After the beef ban that made headlines last year, a different kind of cattle related debate is raging now. It is probably not getting any mention before the third page in many news papers outside Tamilnadu, but I have been watching it with the heart in my throat.
The Indian Supreme Court has banned Jallikattu, a bull taming sport typically played across the state today, the day of Mattu Pongal. Mattu Pongal is the day after Pongal or Sankranti, the harvest festival.
Pongal is a one day affair in most of India but is a big deal for the southern state of Tamilnadu. For many of us Tamils, it is bigger and dearer than the more popular Diwali. We celebrate it for 4 days.
Pongal starts with Bhogi, the day when old is thrown out making way for new. The second day, harvest of the season is celebrated. We cook freshly harvested rice and seasonal vegetables. Third day, is Mattu Pongal, where the cattle and live stock are celebrated. Final fourth day is Kanum Pongal, a day to meet elders and extended family and seek blessings and share greetings.

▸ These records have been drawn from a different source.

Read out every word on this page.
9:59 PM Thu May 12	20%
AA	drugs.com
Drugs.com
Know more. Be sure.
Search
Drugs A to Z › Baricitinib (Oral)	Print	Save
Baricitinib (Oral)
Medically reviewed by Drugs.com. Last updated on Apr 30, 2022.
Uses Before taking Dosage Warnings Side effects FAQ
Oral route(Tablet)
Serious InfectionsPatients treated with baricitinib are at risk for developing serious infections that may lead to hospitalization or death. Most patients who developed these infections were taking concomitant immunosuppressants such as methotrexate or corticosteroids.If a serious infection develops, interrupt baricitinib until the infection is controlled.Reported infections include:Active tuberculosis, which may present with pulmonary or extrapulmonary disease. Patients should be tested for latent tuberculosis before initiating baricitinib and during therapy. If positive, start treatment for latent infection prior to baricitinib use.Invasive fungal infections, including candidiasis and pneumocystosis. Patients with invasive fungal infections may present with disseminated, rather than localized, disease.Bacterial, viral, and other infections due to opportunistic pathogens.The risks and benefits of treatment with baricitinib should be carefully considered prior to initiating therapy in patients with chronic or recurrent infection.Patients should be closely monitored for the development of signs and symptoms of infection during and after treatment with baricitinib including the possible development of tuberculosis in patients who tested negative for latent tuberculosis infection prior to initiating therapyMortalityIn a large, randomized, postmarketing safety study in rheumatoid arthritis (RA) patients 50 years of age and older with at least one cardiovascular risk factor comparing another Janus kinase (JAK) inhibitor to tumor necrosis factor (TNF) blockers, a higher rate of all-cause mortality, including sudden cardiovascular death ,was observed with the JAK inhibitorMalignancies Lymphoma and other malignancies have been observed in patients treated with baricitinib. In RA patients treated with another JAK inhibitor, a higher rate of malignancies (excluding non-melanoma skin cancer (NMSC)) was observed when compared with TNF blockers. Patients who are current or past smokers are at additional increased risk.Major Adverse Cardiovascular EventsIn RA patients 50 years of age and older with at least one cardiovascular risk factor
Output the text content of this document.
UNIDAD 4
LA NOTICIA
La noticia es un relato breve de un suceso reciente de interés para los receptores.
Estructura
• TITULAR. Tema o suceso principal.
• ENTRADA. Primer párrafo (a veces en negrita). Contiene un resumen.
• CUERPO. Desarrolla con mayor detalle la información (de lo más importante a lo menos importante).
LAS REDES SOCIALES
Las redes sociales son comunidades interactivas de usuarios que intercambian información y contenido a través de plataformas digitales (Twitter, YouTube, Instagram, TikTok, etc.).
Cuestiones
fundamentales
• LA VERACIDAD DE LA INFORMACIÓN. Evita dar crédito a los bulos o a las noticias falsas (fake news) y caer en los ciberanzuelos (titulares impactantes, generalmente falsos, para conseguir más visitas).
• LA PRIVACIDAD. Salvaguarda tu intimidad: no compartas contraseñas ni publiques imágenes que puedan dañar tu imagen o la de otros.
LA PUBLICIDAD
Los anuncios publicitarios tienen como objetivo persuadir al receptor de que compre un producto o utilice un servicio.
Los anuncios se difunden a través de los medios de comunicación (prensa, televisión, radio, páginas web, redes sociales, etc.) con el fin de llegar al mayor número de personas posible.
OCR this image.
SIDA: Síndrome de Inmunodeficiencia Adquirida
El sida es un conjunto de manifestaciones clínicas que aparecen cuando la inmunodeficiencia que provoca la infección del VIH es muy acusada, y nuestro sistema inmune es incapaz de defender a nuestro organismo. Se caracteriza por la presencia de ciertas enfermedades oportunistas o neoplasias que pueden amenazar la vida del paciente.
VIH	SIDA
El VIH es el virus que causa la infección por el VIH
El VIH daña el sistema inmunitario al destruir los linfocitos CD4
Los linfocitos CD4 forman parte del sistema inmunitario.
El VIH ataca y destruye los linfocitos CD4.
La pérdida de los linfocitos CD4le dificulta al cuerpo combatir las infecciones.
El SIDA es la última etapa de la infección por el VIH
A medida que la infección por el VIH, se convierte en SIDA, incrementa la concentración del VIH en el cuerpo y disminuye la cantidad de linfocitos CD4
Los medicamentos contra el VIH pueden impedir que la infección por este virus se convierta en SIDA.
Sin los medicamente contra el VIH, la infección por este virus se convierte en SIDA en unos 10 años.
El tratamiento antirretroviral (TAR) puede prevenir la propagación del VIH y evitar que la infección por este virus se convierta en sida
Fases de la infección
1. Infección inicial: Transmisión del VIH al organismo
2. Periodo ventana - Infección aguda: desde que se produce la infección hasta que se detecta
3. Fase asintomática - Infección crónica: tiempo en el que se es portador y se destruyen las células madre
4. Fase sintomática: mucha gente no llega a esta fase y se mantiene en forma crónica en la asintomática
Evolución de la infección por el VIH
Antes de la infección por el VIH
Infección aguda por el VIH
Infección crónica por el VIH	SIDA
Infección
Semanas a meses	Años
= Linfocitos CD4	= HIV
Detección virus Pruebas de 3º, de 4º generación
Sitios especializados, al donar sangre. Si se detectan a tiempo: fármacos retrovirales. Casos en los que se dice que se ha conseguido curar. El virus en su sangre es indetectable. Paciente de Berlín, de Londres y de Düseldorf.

My grandmother was very particular about celebrating this festival. All my uncles and their families would gather in the large village house. Our little family of four (my sister wasn’t born then) would take a bus and alight at the nearest town and she would send a bullock cart to fetch us, to the village that was a few kilometres away.
After her passing, my parents continued the tradition and our family continued to make the annual trip to the village and celebrate with fire-wood cooked sweet rice, sugarcanes and other delicacies. On Mattu Poingal day, we would go around the village, visiting the houses our ancestors first lived in when they moved here, make offerings and perform the traditional dance of “kummi” , singing songs that have been passed down through generations.
What added to the excitement was the trepidation with which we would tread and try to do our rounds as quickly as possible and get back home – as this was also the day of Jallikattu, the bull taming sport. There were bulls tied in every corner, fierce ones with large humps, rookies, older ones who still had some game left in them, all waiting to be let loose once the competition began. I would be terrified even before they were let loose – What was guarantee that the rope would hold?
Our Moms would rush us. “Quick, quick. We should get back home before they start”. You did not want to be caught in the mad rush that would follow unless you are the one trying to tame a bull. So we would rush. Once safe within the walls of our home, we would race to the vantage points from where we could watch the bulls run, counting them and watching them with awe. The rookies would be unsure, trotting along not knowing what they should be. But the real heroes were the confident, handsome guys, to whom we humans were half-beings with two hoofs who held no place on earth when they were in rage.
That was the day of the cattle. We fed them specially cooked rice and worshipped them. We also recognised the fiery nature of the animal, reminding ourselves of the strength and power of the bull which humans have to tame for farming and transport.
But then those were also the days when we lived relatively closer to the earth.
When we use machines for farming and impregnate cows with artificial insemination, who has the time or need to appreciate bulls?
I have been reading the many articles and view points arguing for and against the custom being shared on social media.
The general argument against consists of:
- It is not fair to use animals for sport and entertainment
- Bulls are harmed or even killed during the sport
- It is a dangerous sport
Those who are for it, argue that
- Jallikattu is an age old practice that is part of Tamil culture
- The purpose of the sport is to honour the relationship between the farmer and his bull
- Bulls are not physically harmed. Men are not armed and they try to contain the bull with bare hands, which is probably more dangerous for the man than the animal
To me though it looks like one more practice which is being called into question due to our modern life style. For most of us, everything comes out of a packet and we don’t have a real connection with the source. The vast majority of us do not know what it is to care for and live with a cow. Livestock is a matter of animal husbandry.
No wonder we are confused.
Jallikattu is not as cruel a sport as it is portrayed. But the ugly fact is that majority do not appreciate the true spirit and intent of the sport. The Supreme Court stay order probably only hastens the disappearance of yet another connection which would have otherwise died a slow death or remained in a different form, driven by the egos of bull owners rather than the respect for the animal force which we conquered centuries ago to become the supreme race on this planet.